Rainfall infiltration is well-known as one of the important factors that lead to slope failure in tropical areas such Malaysia because it’s significant fluctuation of pore water pressure due to monsoon seasons. In this paper, a distributed sensing optical fibre system named Brillouin Optical Time Domain Analysis (BOTDA) is used to monitor the strain development of a laboratory soil slope model. The aim of study is to determine the plane failure of a residual soil slope under rainfall infiltration and subsequent loading impact using BOTDA technology. A soil slope model was constructed from Malaysian residual soil slope and tested under various rainfall infiltration patterns and sequential loadings.
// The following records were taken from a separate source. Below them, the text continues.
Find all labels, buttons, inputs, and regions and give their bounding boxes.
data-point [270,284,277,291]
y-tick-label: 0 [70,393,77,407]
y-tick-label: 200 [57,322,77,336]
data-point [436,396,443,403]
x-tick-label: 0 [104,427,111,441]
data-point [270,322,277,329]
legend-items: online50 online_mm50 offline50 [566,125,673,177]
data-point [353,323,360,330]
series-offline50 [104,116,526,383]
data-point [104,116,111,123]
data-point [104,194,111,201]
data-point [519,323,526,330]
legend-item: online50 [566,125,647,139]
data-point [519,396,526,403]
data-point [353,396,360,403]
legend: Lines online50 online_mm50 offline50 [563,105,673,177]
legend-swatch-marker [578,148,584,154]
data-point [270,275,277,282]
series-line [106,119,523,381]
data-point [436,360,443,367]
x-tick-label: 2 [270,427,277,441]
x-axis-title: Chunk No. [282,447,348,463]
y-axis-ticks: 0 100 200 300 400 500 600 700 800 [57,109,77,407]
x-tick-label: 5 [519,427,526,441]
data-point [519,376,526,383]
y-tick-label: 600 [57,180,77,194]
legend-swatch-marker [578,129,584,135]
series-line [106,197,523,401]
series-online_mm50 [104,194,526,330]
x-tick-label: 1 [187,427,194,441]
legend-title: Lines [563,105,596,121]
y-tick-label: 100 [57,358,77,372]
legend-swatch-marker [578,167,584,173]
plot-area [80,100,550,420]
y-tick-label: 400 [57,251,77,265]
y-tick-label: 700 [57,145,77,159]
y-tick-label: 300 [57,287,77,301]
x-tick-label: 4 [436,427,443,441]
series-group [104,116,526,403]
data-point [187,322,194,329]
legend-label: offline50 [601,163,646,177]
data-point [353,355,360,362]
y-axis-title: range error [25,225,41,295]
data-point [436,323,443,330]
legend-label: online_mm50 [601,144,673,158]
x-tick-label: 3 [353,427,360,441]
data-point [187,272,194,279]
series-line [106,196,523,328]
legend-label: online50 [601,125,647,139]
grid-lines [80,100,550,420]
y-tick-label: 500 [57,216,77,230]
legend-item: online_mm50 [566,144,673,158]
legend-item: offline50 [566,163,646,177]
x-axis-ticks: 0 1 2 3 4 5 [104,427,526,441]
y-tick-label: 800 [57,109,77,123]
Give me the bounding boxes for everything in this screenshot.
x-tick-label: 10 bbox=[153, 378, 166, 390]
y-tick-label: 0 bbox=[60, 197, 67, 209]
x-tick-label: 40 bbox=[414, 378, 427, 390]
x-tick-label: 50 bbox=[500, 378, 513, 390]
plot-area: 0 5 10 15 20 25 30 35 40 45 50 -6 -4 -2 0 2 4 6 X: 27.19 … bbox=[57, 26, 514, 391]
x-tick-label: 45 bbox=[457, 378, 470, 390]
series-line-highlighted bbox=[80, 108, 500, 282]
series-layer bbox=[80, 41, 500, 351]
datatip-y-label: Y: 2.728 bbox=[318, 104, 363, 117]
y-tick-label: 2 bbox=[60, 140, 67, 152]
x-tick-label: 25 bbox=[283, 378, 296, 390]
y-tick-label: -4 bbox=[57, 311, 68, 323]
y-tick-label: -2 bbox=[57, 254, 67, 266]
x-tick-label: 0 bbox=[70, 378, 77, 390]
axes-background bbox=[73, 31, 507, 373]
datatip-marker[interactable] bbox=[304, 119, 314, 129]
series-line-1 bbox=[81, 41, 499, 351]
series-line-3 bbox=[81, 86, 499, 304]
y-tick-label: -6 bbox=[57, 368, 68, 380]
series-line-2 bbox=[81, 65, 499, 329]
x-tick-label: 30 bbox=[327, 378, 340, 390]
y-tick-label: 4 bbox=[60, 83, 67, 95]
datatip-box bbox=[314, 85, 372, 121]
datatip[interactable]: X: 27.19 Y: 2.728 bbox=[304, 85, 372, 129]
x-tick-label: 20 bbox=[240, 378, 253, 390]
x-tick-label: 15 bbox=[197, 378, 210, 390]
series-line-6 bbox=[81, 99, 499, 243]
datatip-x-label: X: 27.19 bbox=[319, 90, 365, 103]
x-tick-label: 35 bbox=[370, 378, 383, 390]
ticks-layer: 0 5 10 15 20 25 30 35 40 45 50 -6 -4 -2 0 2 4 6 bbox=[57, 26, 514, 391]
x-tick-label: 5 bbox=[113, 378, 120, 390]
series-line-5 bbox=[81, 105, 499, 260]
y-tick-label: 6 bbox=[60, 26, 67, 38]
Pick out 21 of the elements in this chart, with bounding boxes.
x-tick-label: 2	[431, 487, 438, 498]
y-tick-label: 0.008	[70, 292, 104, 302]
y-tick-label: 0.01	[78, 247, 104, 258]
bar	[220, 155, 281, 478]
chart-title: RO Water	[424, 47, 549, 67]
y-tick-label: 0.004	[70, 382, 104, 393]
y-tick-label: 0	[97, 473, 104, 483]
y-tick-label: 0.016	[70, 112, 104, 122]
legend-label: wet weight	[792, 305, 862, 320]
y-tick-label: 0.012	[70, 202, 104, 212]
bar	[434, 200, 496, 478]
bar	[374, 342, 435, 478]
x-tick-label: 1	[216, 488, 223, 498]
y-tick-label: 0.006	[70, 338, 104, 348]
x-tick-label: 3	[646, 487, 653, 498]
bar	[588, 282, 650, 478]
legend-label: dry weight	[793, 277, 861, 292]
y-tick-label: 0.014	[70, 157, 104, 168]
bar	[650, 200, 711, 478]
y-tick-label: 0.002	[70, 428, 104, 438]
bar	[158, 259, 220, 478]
A continuous ribbon optical fibre has been directly embedded in the soil slope to measure the soil strain. The paper only presented on soil strain response due to rainfall infiltration and relations to the pore pressure development within the finite slope. From the experiments, it has been observed that the optical fibre has been able to capture soil strain during infiltration which proven the sensitivity of optical fibre to measure soil strain. The maximum strain observed was about 850 microstrain (µε) which occurred at the third layer of slope height (L1) at 8-hour of infiltration. After 24-hours of infiltration, the strain was observed to be constant for all layers; Layer 1 (L1) = 302 µε, Layer 2 = 210 µε and Layer 3 (L3) = 190 µε in which the whole sample was clearly seen in a fully saturated condition and the negative pore pressure has remained constant throughout the depth.